デンゼル・ワシントンは、アメリカの俳優、映画監督として活躍する人物。アカデミー賞、ベルリン国際映画祭男優賞、などの受賞歴があり、硬派なインテリ役を多くこなすことで知られる。2002年には、黒人(アフリカ系アメリカ人)俳優として2人目となるアカデミー主演男優賞を受賞。
彼は、長きに渡り俳優という立場から黒人差別と闘ってきた。それまでの黒人に対する役回りは、陽気な脇役や頭が良くない悪党、コメディアンなどに偏っており、彼はそういった配役のオファーを断り続けてきた。これは、黒人俳優の先駆者の一人として知られ、かつ親友でもあったシドニー・ポワチエの「自分が良いと思った役のオファーを待て」というアドバイスに基づく信条だった。
そんな彼が、映画のプロモーションによって初来日をした時のこと。
彼は、海外で受ける黒人差別も日本で受けるものだと思い、来日には憂鬱な気持ちで臨んでいたという。ところが、プロモーションイベント終了後に日本のとある旅館へ案内されたところ、女将や従業員が深々と頭を下げる様子や、彼の荷物を部屋まで運び案内し、丁寧な説明を受けた。
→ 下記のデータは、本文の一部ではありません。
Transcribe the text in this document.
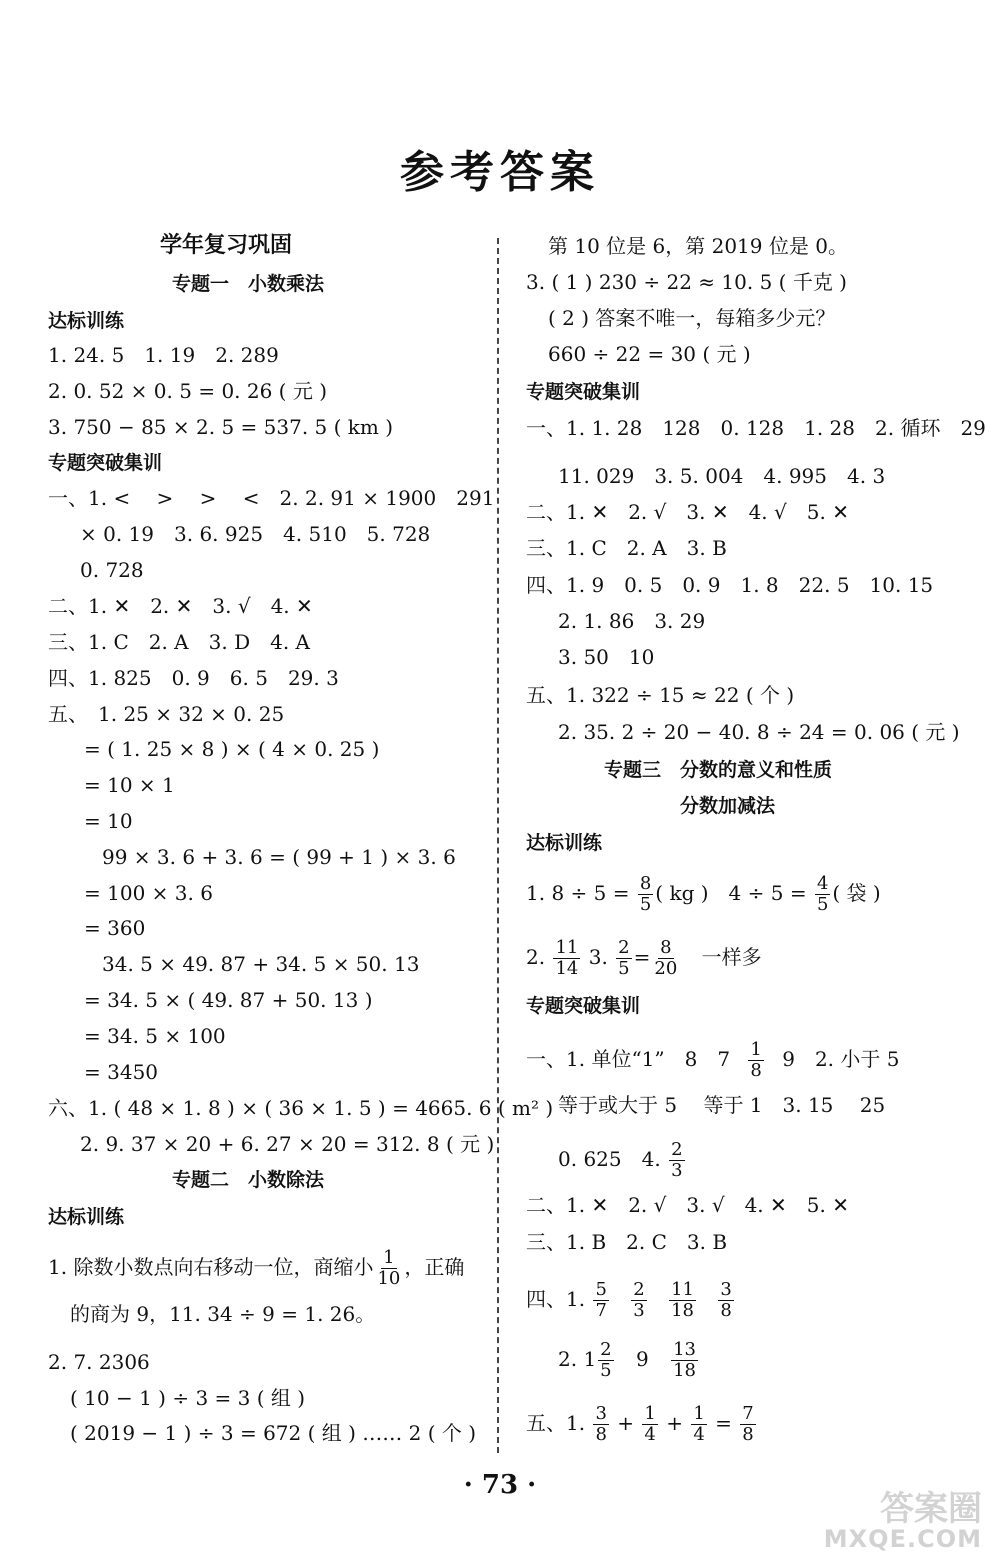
参考答案
学年复习巩固
专题一　小数乘法
达标训练
1. 24. 5　1. 19　2. 289
2. 0. 52 × 0. 5 = 0. 26 ( 元 )
3. 750 − 85 × 2. 5 = 537. 5 ( km )
专题突破集训
一、1. <　 >　 >　 <　2. 2. 91 × 1900　291
× 0. 19　3. 6. 925　4. 510　5. 728
0. 728
二、1. ✕　2. ✕　3. √　4. ✕
三、1. C　2. A　3. D　4. A
四、1. 825　0. 9　6. 5　29. 3
五、　1. 25 × 32 × 0. 25
= ( 1. 25 × 8 ) × ( 4 × 0. 25 )
= 10 × 1
= 10
99 × 3. 6 + 3. 6 = ( 99 + 1 ) × 3. 6
= 100 × 3. 6
= 360
34. 5 × 49. 87 + 34. 5 × 50. 13
= 34. 5 × ( 49. 87 + 50. 13 )
= 34. 5 × 100
= 3450
六、1. ( 48 × 1. 8 ) × ( 36 × 1. 5 ) = 4665. 6 ( m² )
2. 9. 37 × 20 + 6. 27 × 20 = 312. 8 ( 元 )
专题二　小数除法
达标训练
1. 除数小数点向右移动一位，商缩小 $\frac{1}{10}$ ，正确
的商为 9，11. 34 ÷ 9 = 1. 26。
2. 7. 2306
( 10 − 1 ) ÷ 3 = 3 ( 组 )
( 2019 − 1 ) ÷ 3 = 672 ( 组 ) …… 2 ( 个 )
第 10 位是 6，第 2019 位是 0。
3. ( 1 ) 230 ÷ 22 ≈ 10. 5 ( 千克 )
( 2 ) 答案不唯一，每箱多少元？
660 ÷ 22 = 30 ( 元 )
专题突破集训
一、1. 1. 28　128　0. 128　1. 28　2. 循环　29
11. 029　3. 5. 004　4. 995　4. 3
二、1. ✕　2. √　3. ✕　4. √　5. ✕
三、1. C　2. A　3. B
四、1. 9　0. 5　0. 9　1. 8　22. 5　10. 15
2. 1. 86　3. 29
3. 50　10
五、1. 322 ÷ 15 ≈ 22 ( 个 )
2. 35. 2 ÷ 20 − 40. 8 ÷ 24 = 0. 06 ( 元 )
专题三　分数的意义和性质
分数加减法
达标训练
1. $8 \div 5 = \frac{8}{5}$ ( kg )　$4 \div 5 = \frac{4}{5}$ ( 袋 )
2. $\frac{11}{14} 3$. $\frac{2}{5} = \frac{8}{20}$ 一样多
专题突破集训
一、1. 单位“1”　8　$7 \frac{1}{8} 9$　2. 小于 5
等于或大于 5　 等于 1　3. 15　 25
0. 625　4. $\frac{2}{3}$
二、1. ✕　2. √　3. √　4. ✕　5. ✕
三、1. B　2. C　3. B
四、1. $\frac{5}{7}$
$\frac{2}{3}$
$\frac{11}{18}$
$\frac{3}{8}$
2. $1 \frac{2}{5} 9 \frac{13}{18}$
五、1. $\frac{3}{8} + \frac{1}{4} + \frac{1}{4} = \frac{7}{8}$
· 73 ·
答案圈
MXQE.COM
これまでの海外でのホテルでは、黒人ということで不愛想な対応がなされたり、ひどい時には無視をされたりしたほどであった彼にとって、旅館での思ってもみない厚遇に驚いたという。さらに、旅館の美しい外観や閑静な部屋からの景色に見ほれたほどであったそうだ。
その中で、彼が最も驚いた出来事が起こる。
食事の時間となったため食事処へ向かい日本食を堪能していたところ、他に来ていた白人客が彼のもとへ近寄り、「なぜ黒人がこんなところにいるんだ」「こいつを追い出してくれ」と従業員に言い始めたのだ。彼は白人客に言われた通りその場所から去ろうとしたところ、ある従業員が白人客に対し「お客様はお部屋での食事をお願いします」と丁重に申し出、不満げに怒鳴る白人客を誘導していった。
さらに、彼が外へ散歩に出て部屋に戻ってきた際、部屋が綺麗に整頓されていることに気付いた。ルームサービスと思った彼はチップを渡そうと従業員を呼んだところ、「日本の旅館では普通のことです」と言われて断られたことに、驚きを隠せなかったという。これも、チップを渡さなければまずサービスがなされない海外のホテルとは大違いであったことが強く印象に残ったという。
後年、彼は肌の色で差別をしなかったこうした日本での体験をテレビ番組で語ったというのが、彼のエピソードとして語られている。
ただし、このエピソードについてはソースがハッキリとしておらず、信憑性が疑わしいというのが実情。海外の有名俳優やアーティストが日本での体験に感激するといったストーリーは、近年になって多く動画サイトなどを通して広まっている。だが、中には具体的な事柄の記述がなく、事実確認がままならないものも多いのも事実である。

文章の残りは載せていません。